Machine Learning: Statistical, information theoretic, linguistic
and structural approaches to machine learning, Learning and refinement
of bayesian networks, causal networks, decision networks, neural
networks, support vector machines, kernel classifiers,,
multi-relational models, language models (n-grams, grammars, automata),
Learning classifiers from attribute value taxonomies and partially
specified data; Learning attribute value taxonomies from data; Learning
classifiers from sequential and spatial data; Learning relationships
from multi-modal data (e.g., text, images), Learning classifiers from
distributed data, multi-relational data, and semantically heterogeneous
data; Incremental learning, Ensemble methods, multi-agent learning,
selected topics in computational learning theory.
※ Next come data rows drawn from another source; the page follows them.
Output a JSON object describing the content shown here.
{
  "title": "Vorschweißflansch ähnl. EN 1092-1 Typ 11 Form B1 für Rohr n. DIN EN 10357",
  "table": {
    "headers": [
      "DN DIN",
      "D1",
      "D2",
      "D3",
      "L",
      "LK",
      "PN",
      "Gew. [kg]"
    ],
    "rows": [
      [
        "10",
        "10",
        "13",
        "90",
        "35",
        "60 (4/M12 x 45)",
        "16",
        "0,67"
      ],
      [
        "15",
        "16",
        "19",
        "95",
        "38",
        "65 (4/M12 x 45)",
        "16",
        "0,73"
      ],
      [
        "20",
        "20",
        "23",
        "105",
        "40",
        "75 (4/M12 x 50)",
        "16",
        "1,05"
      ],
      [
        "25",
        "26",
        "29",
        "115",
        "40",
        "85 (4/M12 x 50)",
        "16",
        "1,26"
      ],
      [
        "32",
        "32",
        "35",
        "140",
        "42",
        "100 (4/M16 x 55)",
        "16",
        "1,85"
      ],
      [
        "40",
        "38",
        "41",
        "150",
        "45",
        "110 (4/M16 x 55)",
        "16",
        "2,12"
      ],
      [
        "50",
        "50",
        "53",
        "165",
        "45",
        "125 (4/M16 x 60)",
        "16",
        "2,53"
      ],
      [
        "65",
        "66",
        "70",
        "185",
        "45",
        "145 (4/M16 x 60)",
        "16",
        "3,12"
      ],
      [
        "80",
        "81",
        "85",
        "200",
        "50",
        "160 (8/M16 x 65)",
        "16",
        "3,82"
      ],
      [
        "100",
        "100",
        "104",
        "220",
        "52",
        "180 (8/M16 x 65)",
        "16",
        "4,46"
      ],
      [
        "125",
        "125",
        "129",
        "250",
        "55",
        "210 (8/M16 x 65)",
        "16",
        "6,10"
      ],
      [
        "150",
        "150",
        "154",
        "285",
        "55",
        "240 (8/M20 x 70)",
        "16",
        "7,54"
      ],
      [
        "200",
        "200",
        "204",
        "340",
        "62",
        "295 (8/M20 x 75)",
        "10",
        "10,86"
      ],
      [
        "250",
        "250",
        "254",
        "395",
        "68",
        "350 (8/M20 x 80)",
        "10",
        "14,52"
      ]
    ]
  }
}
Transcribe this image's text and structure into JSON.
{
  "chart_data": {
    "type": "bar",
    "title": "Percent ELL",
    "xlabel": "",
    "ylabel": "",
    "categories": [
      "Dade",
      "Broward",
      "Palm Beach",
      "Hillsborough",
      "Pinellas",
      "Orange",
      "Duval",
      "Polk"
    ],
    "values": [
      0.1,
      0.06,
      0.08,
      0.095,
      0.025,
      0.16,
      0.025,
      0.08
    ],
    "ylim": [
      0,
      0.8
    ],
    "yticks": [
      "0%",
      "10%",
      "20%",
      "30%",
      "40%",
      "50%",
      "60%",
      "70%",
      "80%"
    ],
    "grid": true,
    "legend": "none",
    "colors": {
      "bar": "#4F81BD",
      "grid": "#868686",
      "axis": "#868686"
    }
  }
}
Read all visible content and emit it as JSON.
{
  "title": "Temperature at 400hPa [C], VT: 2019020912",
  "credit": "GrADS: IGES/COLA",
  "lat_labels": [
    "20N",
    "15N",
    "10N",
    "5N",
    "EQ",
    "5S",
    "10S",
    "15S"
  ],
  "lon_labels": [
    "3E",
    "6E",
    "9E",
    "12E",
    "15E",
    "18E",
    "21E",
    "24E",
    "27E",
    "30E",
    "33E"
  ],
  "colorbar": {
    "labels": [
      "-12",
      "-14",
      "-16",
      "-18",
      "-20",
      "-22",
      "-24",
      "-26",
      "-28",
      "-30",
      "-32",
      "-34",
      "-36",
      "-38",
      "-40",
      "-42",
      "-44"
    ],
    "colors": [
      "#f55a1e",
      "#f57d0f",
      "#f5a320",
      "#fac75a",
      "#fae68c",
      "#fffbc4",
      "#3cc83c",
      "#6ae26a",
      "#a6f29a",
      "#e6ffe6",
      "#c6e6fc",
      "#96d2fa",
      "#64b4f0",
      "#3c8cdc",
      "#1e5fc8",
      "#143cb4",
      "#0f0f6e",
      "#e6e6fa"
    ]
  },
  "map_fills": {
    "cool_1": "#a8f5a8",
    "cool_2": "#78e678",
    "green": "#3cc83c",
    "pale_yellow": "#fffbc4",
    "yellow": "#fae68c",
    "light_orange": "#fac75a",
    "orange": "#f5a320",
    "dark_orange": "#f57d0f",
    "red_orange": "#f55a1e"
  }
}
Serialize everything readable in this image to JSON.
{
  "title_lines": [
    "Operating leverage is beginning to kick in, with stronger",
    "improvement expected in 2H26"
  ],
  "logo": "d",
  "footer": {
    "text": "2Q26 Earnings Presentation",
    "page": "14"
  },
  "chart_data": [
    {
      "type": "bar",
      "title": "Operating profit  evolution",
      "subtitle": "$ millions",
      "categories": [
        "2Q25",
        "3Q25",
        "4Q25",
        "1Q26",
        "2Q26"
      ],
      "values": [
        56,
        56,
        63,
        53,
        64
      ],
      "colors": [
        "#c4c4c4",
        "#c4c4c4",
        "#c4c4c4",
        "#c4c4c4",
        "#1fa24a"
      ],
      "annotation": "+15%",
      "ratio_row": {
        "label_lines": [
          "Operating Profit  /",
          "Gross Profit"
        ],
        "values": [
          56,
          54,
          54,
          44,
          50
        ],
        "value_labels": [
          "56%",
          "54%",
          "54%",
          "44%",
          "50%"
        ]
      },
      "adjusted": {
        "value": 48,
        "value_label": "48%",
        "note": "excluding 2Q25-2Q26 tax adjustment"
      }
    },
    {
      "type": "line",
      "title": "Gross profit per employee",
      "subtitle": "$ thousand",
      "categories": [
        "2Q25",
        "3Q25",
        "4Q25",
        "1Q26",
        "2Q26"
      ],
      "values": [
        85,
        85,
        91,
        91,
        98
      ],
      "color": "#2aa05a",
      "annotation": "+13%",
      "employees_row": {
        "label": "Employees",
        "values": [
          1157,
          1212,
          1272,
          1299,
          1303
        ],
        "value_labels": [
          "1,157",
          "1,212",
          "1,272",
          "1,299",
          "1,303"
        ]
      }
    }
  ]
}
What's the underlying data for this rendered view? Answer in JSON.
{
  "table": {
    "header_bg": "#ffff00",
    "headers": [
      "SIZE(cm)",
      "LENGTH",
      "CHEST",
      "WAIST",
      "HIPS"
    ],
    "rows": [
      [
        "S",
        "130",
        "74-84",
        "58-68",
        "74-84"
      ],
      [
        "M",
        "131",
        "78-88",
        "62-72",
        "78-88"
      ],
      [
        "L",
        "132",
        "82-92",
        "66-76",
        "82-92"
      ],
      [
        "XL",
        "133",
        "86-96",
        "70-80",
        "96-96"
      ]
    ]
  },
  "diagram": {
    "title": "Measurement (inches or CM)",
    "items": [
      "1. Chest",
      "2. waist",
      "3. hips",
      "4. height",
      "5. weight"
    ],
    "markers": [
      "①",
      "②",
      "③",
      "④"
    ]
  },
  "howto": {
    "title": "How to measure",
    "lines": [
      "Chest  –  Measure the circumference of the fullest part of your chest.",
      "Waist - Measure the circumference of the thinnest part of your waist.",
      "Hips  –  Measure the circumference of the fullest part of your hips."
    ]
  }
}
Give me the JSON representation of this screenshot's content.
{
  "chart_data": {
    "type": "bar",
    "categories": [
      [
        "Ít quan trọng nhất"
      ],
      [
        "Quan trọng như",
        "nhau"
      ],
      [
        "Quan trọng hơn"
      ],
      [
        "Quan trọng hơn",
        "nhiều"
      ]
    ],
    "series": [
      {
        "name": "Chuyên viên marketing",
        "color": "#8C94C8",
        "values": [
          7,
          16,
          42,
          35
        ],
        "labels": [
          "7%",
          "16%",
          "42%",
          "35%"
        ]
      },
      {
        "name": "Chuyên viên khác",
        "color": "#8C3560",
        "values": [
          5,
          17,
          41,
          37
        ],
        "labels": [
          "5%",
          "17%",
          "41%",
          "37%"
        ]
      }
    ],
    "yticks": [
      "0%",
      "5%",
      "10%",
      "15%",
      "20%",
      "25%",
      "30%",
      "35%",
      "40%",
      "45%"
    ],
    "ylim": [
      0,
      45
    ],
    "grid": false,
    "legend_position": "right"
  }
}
Semantic Web: Ontology-based user and query-centric approaches
to
information integration and acquisition of sufficient statistics for
learning from data under different access and resource constraints from
heterogeneous, distributed, autonomous, ubiquitous information sources,
sensor networks, peer-to peer networks; description logics,
collaborative ontology design, ontology tools, ontology-extended
information sources, ontology-extended workflow components,
ontology-extended agents and services, semantic workflow
composition.
Other Topics of Interest: Biological Computation, Evolutionary,
Cellular and Neural Computation, Complex Adaptive Systems, Sensory
systems and behavior evolution, Language evolution, Mimetic evolution;
Computational Semiotics. Origins and use of signs, emergence of
semantics; Computational organization theory; Computational
Neuroscience; Computational models of creativity, Computational models
of discovery.
Vasant is
co-editor-in-chief of the
Journal of Cognitive Systems Research and a
member of the Editorial Board
of the
Machine Learning Journal, the
International Journal of Information and Computer Security,
and the
International Journal of Data Mining and
Bioinformatics.
He has
served on the program committees of
several major conferences in artificial intelligence, data mining, and
bioinformatics including the
International Conference on Machine Learning (ICML), ACM SIGKDD
Conference on Knowledge Discovery and
Data Mining (KDD), IEEE Conference on Data Mining (ICDM), IEEE
Conference on Tools With Artificial
Intelligence (ICTAI), the National Conference on Artificial
Intelligence (AAAI), ACM/IEEE Conference on
Intelligent Agent Technology (IAT), Intelligent Systems in Molecular
Biology (ISMB), IEEE Conference on
Bioinformatics and Bioengineering (BIBE),
IEEE Conference on Bioinformatics and Biomedicine (BIBM), and the
Workshop on Algorithms in Bioinformatics (WABI).
Vasant coedited
Advances in the Evolutionary Synthesis of Intelligent
Agents,
Artificial Intelligence and Neural Networks: Steps Toward Principled
Integration, and
Grammatical Inference: 4th International Colloquium, ICGI-98, Ames,
Iowa, USA, July 12–14, 1998, Proceedings (Lecture Notes in Computer
Science / Lecture Notes in Artificial Intelligence), and
coauthored
Striking Similarities in Diverse Telomerase Proteins Revealed by
Combining Structure Prediction and Machine Learning Approaches
and
Evolutionary Design of Neural Architectures A Preliminary Taxonomy
and
Guide to Literature.
Read the
full list of his publications!
Vasant earned his M.S. in Computer Science from the University of
Wisconsin-Madison in 1989 and his Ph.D. in Computer Science from the
University of Wisconsin-Madison in 1990. He also earned
a B.E. in Electronics Engineering from Bangalore University,
India, and a M.S. in
Electrical and Computer Engineering from Drexel University.